Figure 3:

Simplified diagram of the hippocampal circuit. This diagram emphasizes the interacting parallel processing loops within the hippocampus, and how these loops interact with the complementary processes of pattern completion and pattern separation in the DG and CA3. MEC inputs reflecting allocentric contextual information (dark orange) project to distal portions of CA1, while LEC inputs reflecting the egocentric content of an experience (light orange) project to proximal portions of CA1. Both MEC and LEC project directly to the DG. The DG sends mossy fibers to CA3, with stronger inputs to the proximal than distal portion of CA3 (light purple gradient) and proximal CA3 sends backprojections back to DG mossy cells. CA3 also receives direct projections from both MEC and LEC, but this input is weaker at the proximal edge of CA3 than at more distal regions (dark purple gradient).

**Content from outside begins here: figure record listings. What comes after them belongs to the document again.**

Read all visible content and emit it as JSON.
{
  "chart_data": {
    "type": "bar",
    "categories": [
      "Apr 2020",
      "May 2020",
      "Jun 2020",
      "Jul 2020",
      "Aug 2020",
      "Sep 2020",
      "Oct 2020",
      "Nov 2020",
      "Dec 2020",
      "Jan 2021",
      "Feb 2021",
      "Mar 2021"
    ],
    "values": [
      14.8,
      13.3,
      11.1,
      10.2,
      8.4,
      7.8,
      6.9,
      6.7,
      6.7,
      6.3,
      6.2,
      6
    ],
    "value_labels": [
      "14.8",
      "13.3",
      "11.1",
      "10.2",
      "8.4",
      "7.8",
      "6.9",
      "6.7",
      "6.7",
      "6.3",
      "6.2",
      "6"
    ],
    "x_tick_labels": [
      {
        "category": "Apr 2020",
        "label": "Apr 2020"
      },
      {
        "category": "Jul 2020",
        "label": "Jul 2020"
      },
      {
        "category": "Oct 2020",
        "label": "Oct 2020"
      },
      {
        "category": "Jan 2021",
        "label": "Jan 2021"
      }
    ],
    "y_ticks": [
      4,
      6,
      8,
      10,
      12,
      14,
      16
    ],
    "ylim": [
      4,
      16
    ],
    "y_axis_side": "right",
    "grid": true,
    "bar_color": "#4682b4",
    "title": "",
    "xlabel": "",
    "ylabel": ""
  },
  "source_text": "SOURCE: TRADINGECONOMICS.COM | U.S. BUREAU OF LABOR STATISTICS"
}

Distal CA3 has a more extensive system of recurrent collaterals than proximal CA3 (proximal CA3 only sends collaterals to proximal CA3 while more distal regions send collaterals throughout CA3). Within the DG/CA3 side loop, the complementary processes of pattern completion and pattern separation occur. Areas and projections reflecting pattern separation (DG, proximal CA3, and communication between these areas) have been marked in light purple, while areas and projections that promote or reflect pattern completion (distal CA3, entorhinal inputs to CA3, recurrent collaterals) have been marked in dark purple. Pattern-separated outputs of proximal CA3 project preferentially to distal CA1 while pattern-completed outputs from distal CA3 project preferentially to proximal CA1. These topographical projections from CA3 to CA1 interact with the parallel input streams from the EC. The output of CA1 is then projected back to the EC (directly and via subiculum) to complete the hippocampal processing loop. Throughout the figure, proximal and distal portions of hippocampal subfields are portrayed as separate areas with entirely distinct inputs and outputs. It is important to keep in mind that, in reality, these areas exhibit gradients from proximal to distal and that the inputs, outputs, and function of these regions vary along those gradients. Further, the gradients of inputs to CA3 from entorhinal cortex and DG are highly simplified, and these gradients are not nearly as uniform as portrayed here.